Já em outros campi do IFF, o de Santa Rosa, o projeto envolve presos do regime fechado. “Nosso campus foi inaugurado em janeiro deste ano, e já temos uma parceria com o município e o presídio estadual para o oferecimento de Proeja FIC. O curso na área de microcomputadores ocorre com apenados do regime fechado e já temos projetos para regime semi-aberto” conta Carla Costa, docente de química e coordenadora do Proeja no campus Santa Rosa do IFF. A coordenadora ressalta como ponto positivo do processo a preocupação com a elaboração pedagógica do curso. “Nós temos reuniões semanais entre as instituições para a discussão pedagógica, está acontecendo uma interação muito grande. E em breve teremos a capacitação dos professores e funcionários envolvidos no projeto. Mas ainda há dificuldades: temos que trabalhar com a dinâmica do sistema prisional, o que gera alguns entraves. A redução de pena por estudo, por exemplo, deveria ser ampliada.

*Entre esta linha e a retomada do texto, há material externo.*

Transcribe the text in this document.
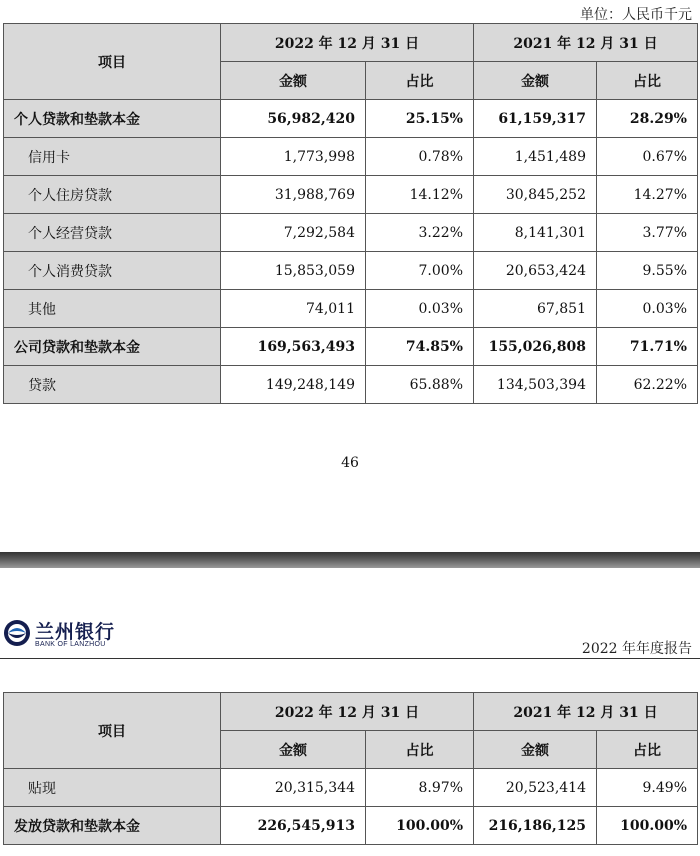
单位：人民币千元
项目	2022 年 12 月 31 日		2021 年 12 月 31 日	
	金额	占比	金额	占比
个人贷款和垫款本金	56,982,420	25.15%	61,159,317	28.29%
信用卡	1,773,998	0.78%	1,451,489	0.67%
个人住房贷款	31,988,769	14.12%	30,845,252	14.27%
个人经营贷款	7,292,584	3.22%	8,141,301	3.77%
个人消费贷款	15,853,059	7.00%	20,653,424	9.55%
其他	74,011	0.03%	67,851	0.03%
公司贷款和垫款本金	169,563,493	74.85%	155,026,808	71.71%
贷款	149,248,149	65.88%	134,503,394	62.22%
46
兰州银行
BANK OF LANZHOU	2022 年年度报告
项目	2022 年 12 月 31 日		2021 年 12 月 31 日	
	金额	占比	金额	占比
贴现	20,315,344	8.97%	20,523,414	9.49%
发放贷款和垫款本金	226,545,913	100.00%	216,186,125	100.00%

Há também o atraso no repasse na assistência estudantil aos alunos, o que aumenta a concorrência com o trabalho remunerado nas prisões e acaba causando a evasão dos cursos”, pondera.



 



Mariglei Maraschin, pedagoga do IFF de Alegrete, lembra que as quatro ações previstas para o Projea FIC são fundamentais para o funcionamento do projeto. “Tem sido uma preocupação nossa garantir essas ações, que são a formação continuada de profissionais; a implantação dos cursos; a produção de material pedagógico de orientação e subsídio para os cursos; e o monitoramento, estudo e pesquisa sobre as ações desenvolvidas”, explica. O papel da formação dos profissionais também é destacado por Luiz Aquiles Medeiros, coordenador do Proeja FIC do campus de São Vicente do Sul do IFF. Lá, o Proeja desenvolve um curso no presídio de Jaguari, para detentos do regime fechado. “A primeira parte do nosso projeto foi justamente a ‘formação de formadores’, enquanto os alunos estavam em processo de alfabetização. Os professores destacam a importância desse processo de formação diante do desafio de se fazer um curso profissional integrado ao ensino fundamental e em uma realidade tão específica. Os conteúdos têm sido provocadores, e os professores dizem que isso mudou as aulas em todos os cursos. Ou seja, desafiados por essa situação nova, os professores vêm conseguindo elaborar novos materiais, novos métodos e conteúdos, identificados com a realidade dos alunos – o que sem dúvida aumenta a qualidade da construção do conhecimento”, avalia.